Die Revision des Beklagten ist zulässig, aber unbegründet.

1. Einer Sachentscheidung des erkennenden Senats stehen keine prozessualen Hindernisse entgegen. Klage und Berufung sind zulässig. Die Berufung war nach dem im Zeitpunkt ihrer Einlegung (3.3.2008) geltenden Recht ohne Zulassung statthaft, denn der Wert des [X.] überstieg mit 561,45 Euro (Elterngeldanspruch des [X.] für einen Lebensmonat des Kindes in Höhe von 580,16 Euro : 31 x 30) die in § 144 Abs 1 Satz 1 [X.] [X.] (idF von Art 22 [X.] Buchst a 4. [X.] vom 21.12.2000 <[X.] 1983>) festgelegte Grenze von 500 Euro (zur Erhöhung des Grenzwertes auf 750 Euro ab [X.] vgl Art 1 [X.] a Gesetz zur Änderung des Sozialgerichtsgesetzes und des Arbeitsgerichtsgesetzes vom [X.] <[X.] 444>).

2. Die Revision des Beklagten hat in der Sache keinen Erfolg. Sie ist nach § 170 Abs 1 Satz 2 [X.] zurückzuweisen, weil die angefochtene Entscheidung des [X.] revisionsgerichtlich nicht zu beanstanden ist. Der erkennende Senat vermag zwar dem berufungsgerichtlichen Verständnis des § 4 Abs 3 Satz 2 [X.] nicht zu folgen. Das mit der Revision angegriffene Urteil des [X.] hat jedoch deshalb Bestand, weil dem Kläger aus anderen Gründen ein Anspruch auf Elterngeld für einen weiteren Lebensmonat des Kindes und damit auch für die ihm vom [X.] zugesprochenen 30 Tage zusteht.

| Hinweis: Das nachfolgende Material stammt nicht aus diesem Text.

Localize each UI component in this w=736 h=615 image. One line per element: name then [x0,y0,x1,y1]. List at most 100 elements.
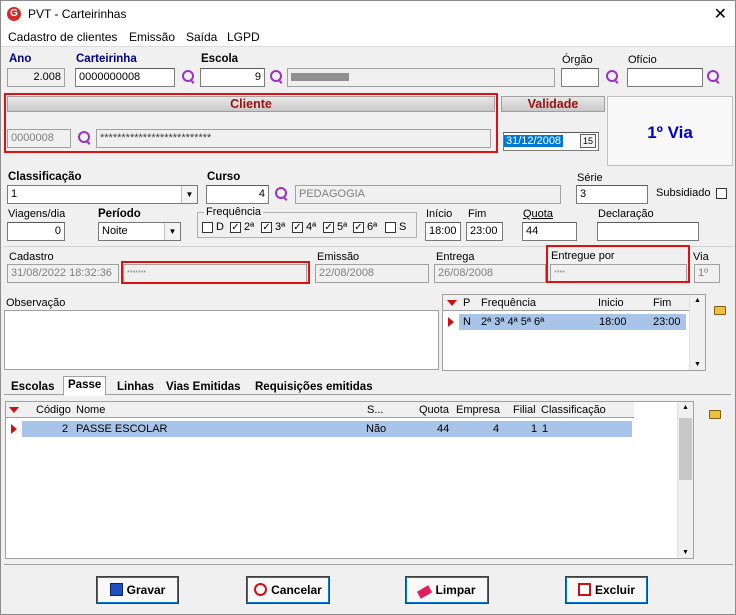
scroll-up-icon[interactable]: ▲ [682,404,689,411]
periodo-value: Noite [102,225,128,237]
tab-escolas[interactable]: Escolas [6,378,59,396]
cliente-highlight [4,93,498,153]
periodo-select[interactable]: Noite ▼ [98,222,181,241]
inicio-label: Início [426,208,453,220]
day-4-label: 5ª [337,221,348,233]
entrega-field: 26/08/2008 [434,264,546,283]
passe-col-nome: Nome [76,404,106,416]
trash-icon [577,583,591,596]
freq-cell-fim: 23:00 [653,316,681,328]
orgao-field[interactable] [561,68,599,87]
day-0-checkbox[interactable] [202,222,213,233]
day-0-label: D [216,221,224,233]
subsidiado-label: Subsidiado [656,187,711,199]
search-orgao-icon[interactable] [606,70,620,84]
frequencia-label: Frequência [204,206,264,218]
day-6-checkbox[interactable] [385,222,396,233]
classificacao-select[interactable]: 1 ▼ [7,185,198,204]
tab-vias-emitidas[interactable]: Vias Emitidas [161,378,246,396]
limpar-button[interactable]: Limpar [405,576,489,604]
search-curso-icon[interactable] [275,187,289,201]
day-5-checkbox[interactable]: ✓ [353,222,364,233]
observacao-field[interactable] [4,310,439,370]
sort-down-icon[interactable] [9,407,19,413]
folder-open-icon[interactable] [709,410,721,419]
title-bar: G PVT - Carteirinhas ✕ [1,1,735,27]
escola-code-field[interactable]: 9 [200,68,265,87]
day-3-checkbox[interactable]: ✓ [292,222,303,233]
viagens-field[interactable]: 0 [7,222,65,241]
freq-col-inicio: Inicio [598,297,624,309]
search-escola-icon[interactable] [270,70,284,84]
day-1-label: 2ª [244,221,255,233]
search-carteirinha-icon[interactable] [182,70,196,84]
gravar-button[interactable]: Gravar [96,576,179,604]
oficio-label: Ofício [628,54,657,66]
freq-grid-header: P Frequência Inicio Fim [443,295,689,311]
tab-linhas[interactable]: Linhas [112,378,159,396]
tab-requisicoes[interactable]: Requisições emitidas [250,378,378,396]
serie-field[interactable]: 3 [576,185,648,204]
passe-col-s: S... [367,404,384,416]
excluir-button[interactable]: Excluir [565,576,648,604]
orgao-label: Órgão [562,54,593,66]
scroll-up-icon[interactable]: ▲ [694,297,701,304]
menu-bar: Cadastro de clientes Emissão Saída LGPD [1,27,735,47]
cadastro-field: 31/08/2022 18:32:36 [7,264,119,283]
freq-table-row[interactable]: N 2ª 3ª 4ª 5ª 6ª 18:00 23:00 [459,314,686,330]
passe-cell-nome: PASSE ESCOLAR [76,423,168,435]
day-5-label: 6ª [367,221,378,233]
day-1-checkbox[interactable]: ✓ [230,222,241,233]
passe-grid-header: Código Nome S... Quota Empresa Filial Cl… [6,402,634,418]
serie-label: Série [577,172,603,184]
day-3-label: 4ª [306,221,317,233]
row-pointer-icon [11,424,17,434]
menu-lgpd[interactable]: LGPD [227,30,260,44]
subsidiado-checkbox[interactable] [716,188,727,199]
curso-code-field[interactable]: 4 [206,185,269,204]
carteirinha-field[interactable]: 0000000008 [75,68,175,87]
scroll-thumb[interactable] [679,418,692,480]
calendar-icon[interactable]: 15 [580,134,596,148]
tab-passe[interactable]: Passe [63,376,107,396]
chevron-down-icon[interactable]: ▼ [181,186,197,203]
scroll-down-icon[interactable]: ▼ [682,549,689,556]
excluir-label: Excluir [594,583,636,597]
passe-table-row[interactable]: 2 PASSE ESCOLAR Não 44 4 1 1 [22,421,632,437]
scroll-down-icon[interactable]: ▼ [694,361,701,368]
passe-cell-codigo: 2 [62,423,69,435]
quota-label: Quota [523,208,553,220]
day-2-checkbox[interactable]: ✓ [261,222,272,233]
passe-scrollbar[interactable]: ▲ ▼ [677,402,693,558]
menu-emissao[interactable]: Emissão [129,30,175,44]
menu-saida[interactable]: Saída [186,30,217,44]
chevron-down-icon[interactable]: ▼ [164,223,180,240]
quota-field[interactable]: 44 [522,222,577,241]
validade-date: 31/12/2008 [504,135,564,147]
inicio-field[interactable]: 18:00 [425,222,461,241]
observacao-label: Observação [6,297,66,309]
cancelar-button[interactable]: Cancelar [246,576,330,604]
declaracao-label: Declaração [598,208,654,220]
sort-down-icon[interactable] [447,300,457,306]
curso-label: Curso [207,171,241,183]
fim-field[interactable]: 23:00 [466,222,503,241]
freq-scrollbar[interactable]: ▲ ▼ [689,295,705,370]
entregue-highlight [546,245,690,283]
freq-cell-p: N [463,316,471,328]
window-title: PVT - Carteirinhas [28,7,127,21]
menu-cadastro[interactable]: Cadastro de clientes [8,30,117,44]
row-pointer-icon [448,317,454,327]
declaracao-field[interactable] [597,222,699,241]
validade-field[interactable]: 31/12/2008 15 [503,132,599,151]
folder-open-icon[interactable] [714,306,726,315]
day-6-label: S [399,221,407,233]
ano-label: Ano [9,53,32,65]
passe-col-codigo: Código [36,404,71,416]
day-4-checkbox[interactable]: ✓ [323,222,334,233]
passe-cell-s: Não [366,423,387,435]
search-oficio-icon[interactable] [707,70,721,84]
close-icon[interactable]: ✕ [714,4,727,24]
oficio-field[interactable] [627,68,703,87]
eraser-icon [417,585,433,599]
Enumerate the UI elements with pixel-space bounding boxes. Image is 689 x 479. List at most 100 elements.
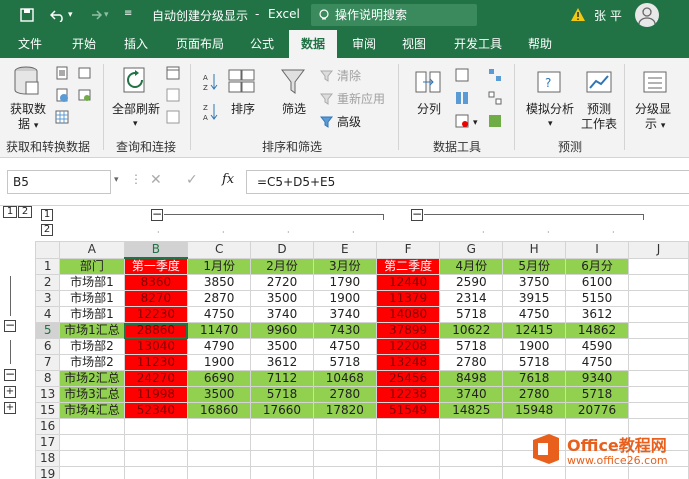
enter-icon[interactable]: ✓ bbox=[186, 172, 198, 188]
outline-level-2-button[interactable]: 2 bbox=[41, 224, 53, 236]
cell[interactable]: 3740 bbox=[439, 386, 504, 403]
cell[interactable]: 4790 bbox=[187, 338, 252, 355]
consolidate-icon[interactable] bbox=[488, 68, 502, 82]
cell[interactable]: 15948 bbox=[502, 402, 567, 419]
row-header[interactable]: 3 bbox=[34, 290, 61, 307]
cell[interactable]: 3740 bbox=[250, 306, 314, 323]
queries-icon[interactable] bbox=[166, 66, 180, 80]
tab-formulas[interactable]: 公式 bbox=[240, 30, 284, 58]
tab-data[interactable]: 数据 bbox=[289, 30, 337, 58]
cell[interactable]: 2780 bbox=[502, 386, 567, 403]
advanced-button[interactable]: 高级 bbox=[337, 115, 361, 129]
cell[interactable] bbox=[187, 450, 252, 467]
cell[interactable]: 37899 bbox=[375, 322, 441, 339]
cell[interactable] bbox=[187, 418, 252, 435]
search-input[interactable]: 操作说明搜索 bbox=[311, 4, 477, 26]
cell[interactable]: 12440 bbox=[375, 274, 441, 291]
cell[interactable]: 5150 bbox=[565, 290, 629, 307]
cell[interactable]: 2780 bbox=[312, 386, 377, 403]
cell[interactable] bbox=[627, 274, 689, 291]
cell[interactable] bbox=[59, 466, 125, 479]
row-header[interactable]: 1 bbox=[34, 257, 61, 275]
cell[interactable]: 5718 bbox=[502, 354, 567, 371]
expand-row-group-3[interactable]: + bbox=[4, 386, 16, 398]
cell[interactable]: 14825 bbox=[439, 402, 504, 419]
cell[interactable]: 9960 bbox=[250, 322, 314, 339]
cell[interactable]: 5718 bbox=[250, 386, 314, 403]
cell[interactable]: 11230 bbox=[123, 354, 189, 371]
cell[interactable]: 12230 bbox=[123, 306, 189, 323]
cell[interactable]: 市场部2 bbox=[59, 354, 125, 371]
cell[interactable]: 部门 bbox=[59, 257, 125, 275]
properties-icon[interactable] bbox=[166, 88, 180, 102]
cell[interactable]: 7618 bbox=[502, 370, 567, 387]
cell[interactable]: 市场部2 bbox=[59, 338, 125, 355]
save-icon[interactable] bbox=[20, 8, 34, 22]
sort-za-icon[interactable]: ZA bbox=[202, 102, 218, 122]
tab-help[interactable]: 帮助 bbox=[518, 30, 562, 58]
cell[interactable]: 24270 bbox=[123, 370, 189, 387]
expand-row-group-4[interactable]: + bbox=[4, 402, 16, 414]
cell[interactable]: 25456 bbox=[375, 370, 441, 387]
cell[interactable]: 市场部1 bbox=[59, 306, 125, 323]
cell[interactable] bbox=[59, 450, 125, 467]
advanced-filter-icon[interactable] bbox=[320, 115, 334, 129]
row-header[interactable]: 18 bbox=[34, 450, 61, 467]
cell[interactable]: 5718 bbox=[312, 354, 377, 371]
cell[interactable]: 6月分 bbox=[565, 257, 629, 275]
cell[interactable]: 1900 bbox=[502, 338, 567, 355]
outline-level-1-button[interactable]: 1 bbox=[41, 209, 53, 221]
redo-icon[interactable] bbox=[86, 8, 102, 22]
row-header[interactable]: 8 bbox=[34, 370, 61, 387]
cell[interactable]: 51549 bbox=[375, 402, 441, 419]
cell[interactable]: 1790 bbox=[312, 274, 377, 291]
row-header[interactable]: 16 bbox=[34, 418, 61, 435]
cell[interactable]: 10468 bbox=[312, 370, 377, 387]
row-header[interactable]: 2 bbox=[34, 274, 61, 291]
collapse-row-group-2[interactable]: − bbox=[4, 368, 16, 381]
avatar[interactable] bbox=[635, 3, 659, 27]
row-header[interactable]: 7 bbox=[34, 354, 61, 371]
cell[interactable]: 第一季度 bbox=[123, 257, 189, 275]
cell[interactable]: 14080 bbox=[375, 306, 441, 323]
cell[interactable]: 4月份 bbox=[439, 257, 504, 275]
cell[interactable]: 5718 bbox=[565, 386, 629, 403]
cell[interactable] bbox=[312, 450, 377, 467]
data-validation-icon[interactable] bbox=[455, 114, 469, 128]
collapse-column-group-1[interactable]: − bbox=[151, 208, 163, 221]
cell[interactable]: 2314 bbox=[439, 290, 504, 307]
cell[interactable]: 5718 bbox=[439, 338, 504, 355]
data-model-icon[interactable] bbox=[488, 114, 502, 128]
text-to-columns-button[interactable]: 分列 bbox=[417, 102, 441, 116]
cell[interactable] bbox=[439, 418, 504, 435]
row-level-2-button[interactable]: 2 bbox=[18, 206, 32, 218]
cell[interactable] bbox=[250, 450, 314, 467]
row-header[interactable]: 6 bbox=[34, 338, 61, 355]
formula-input[interactable]: =C5+D5+E5 bbox=[246, 170, 689, 194]
cell[interactable]: 市场4汇总 bbox=[59, 402, 125, 419]
cell[interactable]: 7430 bbox=[312, 322, 377, 339]
column-header-c[interactable]: C bbox=[187, 241, 252, 259]
cell[interactable]: 4750 bbox=[312, 338, 377, 355]
sort-az-icon[interactable]: AZ bbox=[202, 72, 218, 92]
cell[interactable] bbox=[627, 306, 689, 323]
column-header-d[interactable]: D bbox=[250, 241, 314, 259]
reapply-icon[interactable] bbox=[320, 92, 334, 106]
cell[interactable] bbox=[627, 257, 689, 275]
cell[interactable] bbox=[250, 418, 314, 435]
recent-sources-icon[interactable] bbox=[78, 66, 92, 80]
cell[interactable]: 52340 bbox=[123, 402, 189, 419]
cell[interactable]: 12415 bbox=[502, 322, 567, 339]
what-if-button[interactable]: 模拟分析 bbox=[526, 102, 574, 116]
cell[interactable]: 20776 bbox=[565, 402, 629, 419]
remove-duplicates-icon[interactable] bbox=[455, 91, 469, 105]
reapply-button[interactable]: 重新应用 bbox=[337, 92, 385, 106]
cell[interactable] bbox=[312, 418, 377, 435]
row-header[interactable]: 17 bbox=[34, 434, 61, 451]
cell[interactable]: 8360 bbox=[123, 274, 189, 291]
flash-fill-icon[interactable] bbox=[455, 68, 469, 82]
cell[interactable]: 5月份 bbox=[502, 257, 567, 275]
sort-button[interactable]: 排序 bbox=[231, 102, 255, 116]
tab-page-layout[interactable]: 页面布局 bbox=[166, 30, 234, 58]
cell[interactable]: 3500 bbox=[250, 290, 314, 307]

a) Der Anspruch des [X.] auf Elterngeld richtet sich nach den am 1.1.2007 in [X.] getretenen Vorschriften des [X.] vom 5.12.2006 ([X.] 2748). § 1 Abs 1 [X.] sieht vor, dass Anspruch auf Elterngeld hat, wer einen Wohnsitz oder seinen gewöhnlichen Aufenthalt in [X.] hat ([X.]), mit seinem Kind in einem Haushalt lebt ([X.]), dieses Kind selbst betreut und erzieht ([X.] 3) und keine oder keine volle Erwerbstätigkeit ausübt ([X.] 4). Das [X.] hat in seinem Urteil ausdrücklich festgestellt, dass der Kläger diese Anspruchsvoraussetzungen tatsächlich erfüllt (vgl Seite 6 oben). Davon gehen auch die Beteiligten übereinstimmend aus.

b) Regelungen zum Bezugszeitraum von Elterngeld enthält § 4 [X.]. Nach dessen Abs 1 Satz 1 kann Elterngeld in der [X.] bis zur Vollendung des vierzehnten Lebensmonats des Kindes bezogen werden. Nach § 4 Abs 2 Satz 1 [X.] wird Elterngeld in [X.] für Lebensmonate gezahlt (sog [X.] - hierzu BSG Teilurteil vom [X.] EG 9/09 R, Rd[X.] 38, zur Veröffentlichung in [X.] und [X.] vorgesehen). Nach § 4 Abs 2 Satz 2 [X.] haben Eltern (also beide Elternteile zusammen) insgesamt Anspruch auf zwölf [X.]. Sie haben Anspruch auf zwei weitere [X.], wenn für zwei Monate eine Minderung des Einkommens aus Erwerbstätigkeit erfolgt (§ 4 Abs 2 Satz 3 [X.]; dazu BT-Drucks 16/1889 [X.] zu § 4 Abs 2). Waren beide Elternteile - wie hier - vor der Geburt erwerbstätig und unterbricht mindestens ein Elternteil nach der Geburt seine Erwerbstätigkeit (oder schränkt sie in relevantem Umfang ein), haben die Eltern demnach insgesamt für die Dauer von vierzehn Lebensmonaten des Kindes Anspruch auf Elterngeld. Diesen [X.] können die Eltern im Rahmen der gesetzlichen Regelung untereinander aufteilen. Nach § 4 Abs 2 Satz 4 [X.] können die Eltern dabei die (zwölf oder vierzehn) [X.] abwechselnd oder gleichzeitig beziehen. Erfüllen beide Elternteile die Anspruchsvoraussetzungen, bestimmen sie nach § 5 Abs 1 [X.] grundsätzlich, wer von ihnen welche [X.] in Anspruch nimmt. Diese Bestimmung ist im Antrag vorzunehmen (§ 7 Abs 1 Satz 1, Abs 2 [X.]).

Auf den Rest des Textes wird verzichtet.